Operator workflows¶
Workflow
is a term that spilled from the SEBA Reference Design (RD) into VOLTHA.
In SEBA a workflow is a collection of subscriber management items like identification, location, and bandwidth profile. In addition each workflows maps to a service type which translates to a technology profile, and an operator desired flow of operations (i.e state-machine). The workflow is implemented by a selection of ONOS apps, XOS services (in SEBA) and a set of configurations (sadis, etcd, netcfg). Those apps paired with the configuration specified by the workflow (e.g. need EAPOL) in turn create low level flows, groups, meters, schedulers, queues etc. A workflow is then triggered by a particular set of APIs, for example the request to add a subscriber.
A full description of the different operator’s workflows can be found here.
A big part of the workflow in SEBA is defined within NEM (Network Edge Mediator).
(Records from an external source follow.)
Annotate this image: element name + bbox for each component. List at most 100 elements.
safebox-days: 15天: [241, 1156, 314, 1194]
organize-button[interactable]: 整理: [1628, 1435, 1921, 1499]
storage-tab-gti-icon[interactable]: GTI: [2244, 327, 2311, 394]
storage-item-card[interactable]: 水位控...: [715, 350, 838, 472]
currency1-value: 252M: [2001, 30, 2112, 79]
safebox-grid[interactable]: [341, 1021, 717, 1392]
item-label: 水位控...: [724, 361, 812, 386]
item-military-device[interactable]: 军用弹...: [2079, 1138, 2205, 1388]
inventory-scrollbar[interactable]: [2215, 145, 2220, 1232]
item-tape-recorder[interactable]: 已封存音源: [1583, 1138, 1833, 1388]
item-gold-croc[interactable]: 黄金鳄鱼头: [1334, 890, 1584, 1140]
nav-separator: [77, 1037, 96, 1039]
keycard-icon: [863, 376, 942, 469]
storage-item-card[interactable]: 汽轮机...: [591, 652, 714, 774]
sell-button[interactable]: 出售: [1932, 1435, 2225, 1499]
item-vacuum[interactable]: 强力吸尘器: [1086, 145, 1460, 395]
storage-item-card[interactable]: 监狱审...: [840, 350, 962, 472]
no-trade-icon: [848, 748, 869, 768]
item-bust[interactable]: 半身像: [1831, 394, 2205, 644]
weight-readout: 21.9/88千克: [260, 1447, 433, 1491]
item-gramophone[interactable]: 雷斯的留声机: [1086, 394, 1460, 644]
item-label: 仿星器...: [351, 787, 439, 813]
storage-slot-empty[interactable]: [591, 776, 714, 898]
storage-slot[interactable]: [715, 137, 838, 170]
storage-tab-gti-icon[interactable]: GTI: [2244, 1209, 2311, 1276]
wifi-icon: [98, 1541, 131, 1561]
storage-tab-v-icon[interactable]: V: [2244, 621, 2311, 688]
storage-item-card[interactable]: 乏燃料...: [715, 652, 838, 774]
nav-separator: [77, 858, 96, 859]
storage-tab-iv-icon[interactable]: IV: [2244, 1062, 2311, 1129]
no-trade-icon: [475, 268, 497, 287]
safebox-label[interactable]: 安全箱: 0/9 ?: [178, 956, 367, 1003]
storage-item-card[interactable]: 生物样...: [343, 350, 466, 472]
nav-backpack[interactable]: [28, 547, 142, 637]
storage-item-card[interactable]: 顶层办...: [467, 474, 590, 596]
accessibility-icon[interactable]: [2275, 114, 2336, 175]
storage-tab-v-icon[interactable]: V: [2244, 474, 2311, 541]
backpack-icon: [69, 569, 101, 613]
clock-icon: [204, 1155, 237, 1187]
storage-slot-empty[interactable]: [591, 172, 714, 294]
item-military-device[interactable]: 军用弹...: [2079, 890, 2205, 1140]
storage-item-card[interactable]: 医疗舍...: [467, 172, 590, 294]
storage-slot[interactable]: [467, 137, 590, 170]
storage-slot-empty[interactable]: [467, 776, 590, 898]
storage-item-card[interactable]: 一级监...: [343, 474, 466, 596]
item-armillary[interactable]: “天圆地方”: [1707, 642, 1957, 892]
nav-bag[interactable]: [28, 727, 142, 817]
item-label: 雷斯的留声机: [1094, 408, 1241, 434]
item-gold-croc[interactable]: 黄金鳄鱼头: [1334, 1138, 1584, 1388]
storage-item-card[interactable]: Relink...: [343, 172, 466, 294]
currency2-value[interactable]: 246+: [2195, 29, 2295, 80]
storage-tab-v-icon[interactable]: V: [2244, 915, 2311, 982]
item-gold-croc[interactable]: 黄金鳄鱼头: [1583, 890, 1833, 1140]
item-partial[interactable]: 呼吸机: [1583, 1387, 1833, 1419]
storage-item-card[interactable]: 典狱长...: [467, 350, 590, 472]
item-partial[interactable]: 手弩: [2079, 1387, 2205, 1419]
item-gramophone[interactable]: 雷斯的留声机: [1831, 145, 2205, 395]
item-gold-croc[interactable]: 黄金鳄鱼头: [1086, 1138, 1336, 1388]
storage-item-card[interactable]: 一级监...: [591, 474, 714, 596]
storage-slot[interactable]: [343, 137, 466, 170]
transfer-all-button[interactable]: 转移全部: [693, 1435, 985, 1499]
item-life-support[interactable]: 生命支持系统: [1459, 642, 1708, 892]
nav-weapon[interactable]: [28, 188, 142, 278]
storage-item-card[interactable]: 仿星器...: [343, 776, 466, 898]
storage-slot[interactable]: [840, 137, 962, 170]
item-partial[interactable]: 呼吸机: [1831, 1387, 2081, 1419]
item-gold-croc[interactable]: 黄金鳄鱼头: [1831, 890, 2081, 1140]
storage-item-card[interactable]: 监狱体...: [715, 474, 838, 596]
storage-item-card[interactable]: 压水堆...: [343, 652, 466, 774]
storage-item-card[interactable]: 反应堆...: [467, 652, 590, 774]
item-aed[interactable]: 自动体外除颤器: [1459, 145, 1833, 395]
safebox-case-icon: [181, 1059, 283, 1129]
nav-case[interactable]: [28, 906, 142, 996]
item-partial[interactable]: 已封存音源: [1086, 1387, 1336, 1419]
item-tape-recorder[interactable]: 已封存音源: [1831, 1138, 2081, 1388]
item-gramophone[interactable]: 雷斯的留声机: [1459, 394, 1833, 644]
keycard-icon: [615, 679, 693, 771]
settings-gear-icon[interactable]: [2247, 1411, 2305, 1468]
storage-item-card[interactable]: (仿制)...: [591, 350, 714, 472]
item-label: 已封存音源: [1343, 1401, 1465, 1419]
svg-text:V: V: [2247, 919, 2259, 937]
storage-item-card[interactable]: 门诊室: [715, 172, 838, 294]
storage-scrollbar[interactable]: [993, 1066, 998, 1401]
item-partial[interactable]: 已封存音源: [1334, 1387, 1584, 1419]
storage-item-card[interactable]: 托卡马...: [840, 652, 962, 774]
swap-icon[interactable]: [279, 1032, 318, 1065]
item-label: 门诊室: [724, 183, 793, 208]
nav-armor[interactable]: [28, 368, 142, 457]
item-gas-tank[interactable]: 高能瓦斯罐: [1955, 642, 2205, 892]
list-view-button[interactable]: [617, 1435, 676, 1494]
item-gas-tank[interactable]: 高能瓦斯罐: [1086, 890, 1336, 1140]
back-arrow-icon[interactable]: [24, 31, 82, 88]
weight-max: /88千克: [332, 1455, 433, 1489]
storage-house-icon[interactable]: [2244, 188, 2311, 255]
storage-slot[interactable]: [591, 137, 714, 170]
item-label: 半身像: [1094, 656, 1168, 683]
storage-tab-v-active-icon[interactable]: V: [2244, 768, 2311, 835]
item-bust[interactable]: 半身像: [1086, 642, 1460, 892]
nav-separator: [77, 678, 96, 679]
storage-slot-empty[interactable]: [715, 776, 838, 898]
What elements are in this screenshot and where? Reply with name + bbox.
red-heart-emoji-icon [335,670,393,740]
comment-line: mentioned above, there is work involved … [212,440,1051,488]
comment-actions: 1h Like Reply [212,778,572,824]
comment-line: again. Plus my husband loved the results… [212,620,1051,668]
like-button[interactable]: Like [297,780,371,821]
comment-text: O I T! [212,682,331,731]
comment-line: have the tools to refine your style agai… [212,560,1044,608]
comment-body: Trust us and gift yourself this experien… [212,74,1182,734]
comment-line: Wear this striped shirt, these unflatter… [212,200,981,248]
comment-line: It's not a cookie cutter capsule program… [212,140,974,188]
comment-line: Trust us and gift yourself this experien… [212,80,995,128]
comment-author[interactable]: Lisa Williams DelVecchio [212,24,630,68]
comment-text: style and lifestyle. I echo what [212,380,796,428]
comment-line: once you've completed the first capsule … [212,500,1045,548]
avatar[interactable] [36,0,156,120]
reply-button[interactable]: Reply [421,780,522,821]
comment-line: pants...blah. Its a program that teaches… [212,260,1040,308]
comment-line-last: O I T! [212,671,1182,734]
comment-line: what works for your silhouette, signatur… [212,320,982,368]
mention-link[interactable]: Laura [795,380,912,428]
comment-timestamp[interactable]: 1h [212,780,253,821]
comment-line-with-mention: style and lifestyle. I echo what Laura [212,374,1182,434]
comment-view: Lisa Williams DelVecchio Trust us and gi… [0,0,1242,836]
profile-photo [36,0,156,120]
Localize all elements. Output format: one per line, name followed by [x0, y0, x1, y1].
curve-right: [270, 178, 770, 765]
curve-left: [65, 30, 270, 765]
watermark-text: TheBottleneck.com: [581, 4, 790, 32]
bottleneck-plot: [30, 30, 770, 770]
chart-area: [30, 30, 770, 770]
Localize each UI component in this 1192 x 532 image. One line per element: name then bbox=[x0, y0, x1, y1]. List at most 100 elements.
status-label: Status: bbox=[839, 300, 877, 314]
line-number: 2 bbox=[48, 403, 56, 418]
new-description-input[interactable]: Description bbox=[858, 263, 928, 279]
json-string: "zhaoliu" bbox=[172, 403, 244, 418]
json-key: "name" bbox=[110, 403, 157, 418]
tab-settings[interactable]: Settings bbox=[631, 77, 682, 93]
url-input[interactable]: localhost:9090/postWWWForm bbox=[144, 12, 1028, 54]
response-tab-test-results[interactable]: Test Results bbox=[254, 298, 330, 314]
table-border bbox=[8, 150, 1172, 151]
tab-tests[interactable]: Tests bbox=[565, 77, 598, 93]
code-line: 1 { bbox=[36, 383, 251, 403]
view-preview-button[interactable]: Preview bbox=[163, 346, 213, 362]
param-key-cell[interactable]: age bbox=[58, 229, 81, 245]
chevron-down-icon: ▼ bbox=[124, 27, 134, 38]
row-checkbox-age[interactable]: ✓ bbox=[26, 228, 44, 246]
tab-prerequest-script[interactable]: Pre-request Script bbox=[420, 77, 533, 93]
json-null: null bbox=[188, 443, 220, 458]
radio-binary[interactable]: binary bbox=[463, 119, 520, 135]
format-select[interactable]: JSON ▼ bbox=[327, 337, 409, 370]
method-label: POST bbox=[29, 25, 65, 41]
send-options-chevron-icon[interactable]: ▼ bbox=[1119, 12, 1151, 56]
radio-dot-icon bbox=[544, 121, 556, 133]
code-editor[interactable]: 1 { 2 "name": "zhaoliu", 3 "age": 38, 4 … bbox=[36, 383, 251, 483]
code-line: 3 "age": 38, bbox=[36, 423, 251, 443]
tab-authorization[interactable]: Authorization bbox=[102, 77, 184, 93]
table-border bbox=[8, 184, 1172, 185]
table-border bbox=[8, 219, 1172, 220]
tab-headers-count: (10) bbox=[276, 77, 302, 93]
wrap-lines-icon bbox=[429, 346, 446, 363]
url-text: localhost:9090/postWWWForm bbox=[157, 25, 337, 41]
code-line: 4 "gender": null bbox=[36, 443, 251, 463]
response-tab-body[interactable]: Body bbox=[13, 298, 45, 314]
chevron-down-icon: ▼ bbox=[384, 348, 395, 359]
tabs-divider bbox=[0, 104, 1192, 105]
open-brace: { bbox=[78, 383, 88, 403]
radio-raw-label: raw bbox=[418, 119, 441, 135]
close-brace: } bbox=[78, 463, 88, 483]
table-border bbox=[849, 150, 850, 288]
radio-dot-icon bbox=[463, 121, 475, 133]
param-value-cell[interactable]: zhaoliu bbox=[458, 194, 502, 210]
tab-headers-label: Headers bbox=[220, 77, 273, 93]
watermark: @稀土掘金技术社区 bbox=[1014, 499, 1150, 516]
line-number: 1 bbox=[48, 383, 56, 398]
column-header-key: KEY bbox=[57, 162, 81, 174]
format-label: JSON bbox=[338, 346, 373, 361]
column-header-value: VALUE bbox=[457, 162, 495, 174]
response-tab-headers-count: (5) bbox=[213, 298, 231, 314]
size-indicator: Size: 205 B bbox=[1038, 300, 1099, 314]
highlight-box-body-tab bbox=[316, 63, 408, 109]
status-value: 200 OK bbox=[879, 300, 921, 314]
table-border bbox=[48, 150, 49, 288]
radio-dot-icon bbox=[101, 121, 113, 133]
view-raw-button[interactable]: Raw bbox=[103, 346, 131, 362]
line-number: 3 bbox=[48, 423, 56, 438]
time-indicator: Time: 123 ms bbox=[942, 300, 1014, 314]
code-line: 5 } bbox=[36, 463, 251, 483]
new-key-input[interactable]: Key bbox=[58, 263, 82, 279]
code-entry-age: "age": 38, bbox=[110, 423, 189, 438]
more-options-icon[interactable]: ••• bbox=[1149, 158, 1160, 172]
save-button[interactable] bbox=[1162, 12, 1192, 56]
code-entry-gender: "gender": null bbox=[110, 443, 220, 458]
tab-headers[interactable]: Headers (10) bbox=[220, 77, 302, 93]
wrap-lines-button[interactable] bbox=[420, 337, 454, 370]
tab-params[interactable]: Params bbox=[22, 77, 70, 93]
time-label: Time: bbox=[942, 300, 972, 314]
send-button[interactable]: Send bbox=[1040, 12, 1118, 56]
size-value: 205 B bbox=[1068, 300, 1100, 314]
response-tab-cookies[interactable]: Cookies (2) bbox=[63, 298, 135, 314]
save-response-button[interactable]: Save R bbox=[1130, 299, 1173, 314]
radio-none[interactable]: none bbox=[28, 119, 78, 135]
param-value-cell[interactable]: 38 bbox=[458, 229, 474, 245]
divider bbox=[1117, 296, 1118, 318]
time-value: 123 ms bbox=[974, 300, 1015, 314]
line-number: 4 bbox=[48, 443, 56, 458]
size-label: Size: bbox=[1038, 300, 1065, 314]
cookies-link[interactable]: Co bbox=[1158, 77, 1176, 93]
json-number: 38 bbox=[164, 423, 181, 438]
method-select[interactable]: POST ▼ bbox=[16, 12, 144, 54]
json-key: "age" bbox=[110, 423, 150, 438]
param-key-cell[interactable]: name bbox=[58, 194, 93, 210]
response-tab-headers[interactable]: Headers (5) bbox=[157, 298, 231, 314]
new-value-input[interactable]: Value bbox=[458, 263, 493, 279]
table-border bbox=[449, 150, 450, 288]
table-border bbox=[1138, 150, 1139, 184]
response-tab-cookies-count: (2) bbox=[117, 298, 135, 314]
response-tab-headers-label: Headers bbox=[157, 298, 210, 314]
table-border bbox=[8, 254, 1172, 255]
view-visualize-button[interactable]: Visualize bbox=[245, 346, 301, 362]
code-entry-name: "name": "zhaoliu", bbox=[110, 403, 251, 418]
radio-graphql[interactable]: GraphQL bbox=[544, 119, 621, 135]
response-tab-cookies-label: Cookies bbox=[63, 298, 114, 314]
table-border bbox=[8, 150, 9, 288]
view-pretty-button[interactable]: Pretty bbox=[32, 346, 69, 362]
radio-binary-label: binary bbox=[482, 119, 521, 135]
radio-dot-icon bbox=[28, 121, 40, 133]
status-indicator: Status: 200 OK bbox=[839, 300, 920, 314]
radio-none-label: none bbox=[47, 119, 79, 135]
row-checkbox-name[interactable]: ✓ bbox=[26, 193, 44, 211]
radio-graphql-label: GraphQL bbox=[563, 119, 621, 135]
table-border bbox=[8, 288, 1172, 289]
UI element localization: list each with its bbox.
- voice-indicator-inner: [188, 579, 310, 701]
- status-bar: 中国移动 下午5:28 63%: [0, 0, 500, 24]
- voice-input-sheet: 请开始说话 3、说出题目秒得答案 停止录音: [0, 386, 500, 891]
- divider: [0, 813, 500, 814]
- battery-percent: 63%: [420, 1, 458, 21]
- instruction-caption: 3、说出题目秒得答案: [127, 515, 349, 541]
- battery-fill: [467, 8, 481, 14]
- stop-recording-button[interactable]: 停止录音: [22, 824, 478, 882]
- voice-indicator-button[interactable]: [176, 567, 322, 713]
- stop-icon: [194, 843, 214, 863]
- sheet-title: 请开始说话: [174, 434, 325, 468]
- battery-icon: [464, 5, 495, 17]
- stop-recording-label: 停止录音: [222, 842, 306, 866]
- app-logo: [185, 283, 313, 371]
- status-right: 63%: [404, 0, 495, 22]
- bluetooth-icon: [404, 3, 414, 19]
Given that NEM is not available in a plain VOLTHA deployment the user has to ensure proper config in the right places, and then triggering of api’s themselves.
To deploy a specific workflow follow the steps in the voltha-helm-charts README.
What does the workflow entail in VOLTHA?¶
Customer tag allocation¶
The vlan tags for a particular subscriber are defined in the sadis
configuration.
Sadis stands for Subscriber and Device Information Service
and is the ONOS application responsible to store and distribute Subscriber information.
Information on different sadis
configurations can be found here:
https://docs.google.com/document/d/1JLQ51CZg4jsXsBQcrJn-fc2kVvXH6lw0PYoyIclwmBs
Technology profile¶
Technology profiles describes technology specific attributes required to implement Subscriber Services on an OpenFlow managed Logical Switch overlaid upon an OLT or other technology specific platform.
More on Technology profiles here: https://wiki.opencord.org/display/CORD/Technology+Profiles#TechnologyProfiles-IntroductiontoTechnologyProfiles
Technology profiles in VOLTHA are stored in ETCD. If you want to load a custom Technology profile in your stack you can do so by:
ETCD_POD=$(kubectl get pods | grep etcd | awk 'NR==1{print \$1}')
kubectl cp <my-tech-profile>.json $ETCD_POD:/tmp/tp.json
kubectl exec -it $ETCD_POD -- /bin/sh -c 'cat /tmp/tp.json | ETCDCTL_API=3 etcdctl put service/voltha/technology_profiles/XGS-PON/64'
Note that `XGS-PON` represents the technology of your OLT device and `64` is the default id of the technology profile. If you want to use a technology profile that is not the default for a particular subscriber that needs to be configured in `sadis`.
Bandwidth profile¶
Bandwidth profiles control the allocation Bandwidth for a particular subscriber. They are defined in the sadis. An example:
{
"id" : "Default",
"cir" : 1000000,
"cbs" : 1001,
"eir" : 1002,
"ebs" : 1003,
"air" : 1004
}
Each bandwidth profile is then translated into an OpenFlow Meter for configuration on the OLT.
Flow management¶
Flows are managed in ONOS by the olt application. Through the configuration of this application you can define whether your setup will create:
An EAPOL trap flow
A DHCP trap flow
An IGMP trap flow
in addition to the default data plane flows.
Group management¶
Groups are managed in ONOS by the mcast application. Through the configuration of this application you can achieve multicast for services such as IpTV.